A loyalist guerrilla-style assault Monday on the refinery at Ras Lanouf, 60 miles west, was a reminder that Gadhafi's forces remain capable of mayhem. Seventeen security guards were killed in the attack.
At Brega, the Grad rockets have been mostly removed from the methanol plant. The number there — at least 1,000 cases were visible in one facility alone — was staggering, but not unusual, according to Peter Bouckaert of Human Rights Watch. Bouckaert said he'd visited a base in Tripoli after the capital fell where there were "dozens of warehouses, each holding 10,000 to 12,000 Grad rockets."
Rebel forces had the luck to capture the colonel in Gadhafi's army who'd supervised the mining, together with his map of where the mines had been placed. Security personnel are now removing them, though the plant's managers appealed to Tarhouni for more military protection and assistance. No foreign mine-clearing organizations are on the scene — or had been requested.

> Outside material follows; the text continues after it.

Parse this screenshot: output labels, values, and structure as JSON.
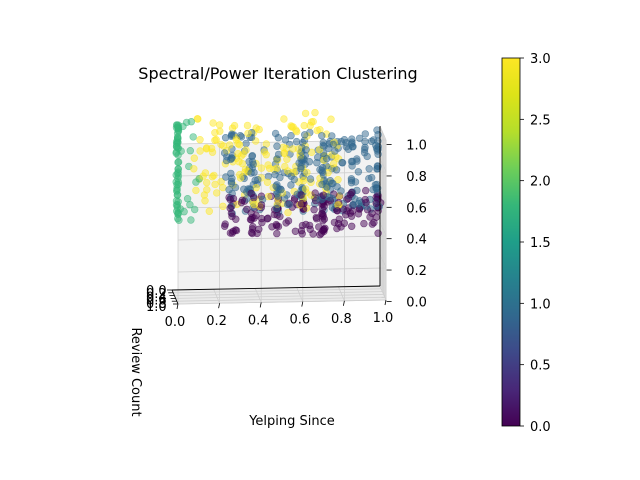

The most shocking discovery for the refinery complex workers, at least from the description by Fathi Issa, the chief manager, were the mines on the beach. Gadhafi loyalists had a plausible military reason for placing the mines there: to prevent NATO or rebel forces from even contemplating an amphibious landing. But they'd made the sand where children used to play explosively dangerous.
Between 10 a.m. and early afternoon on a recent morning, "our men removed 700 mines from the beach," Issa said. That leaves roughly 5,300 to go.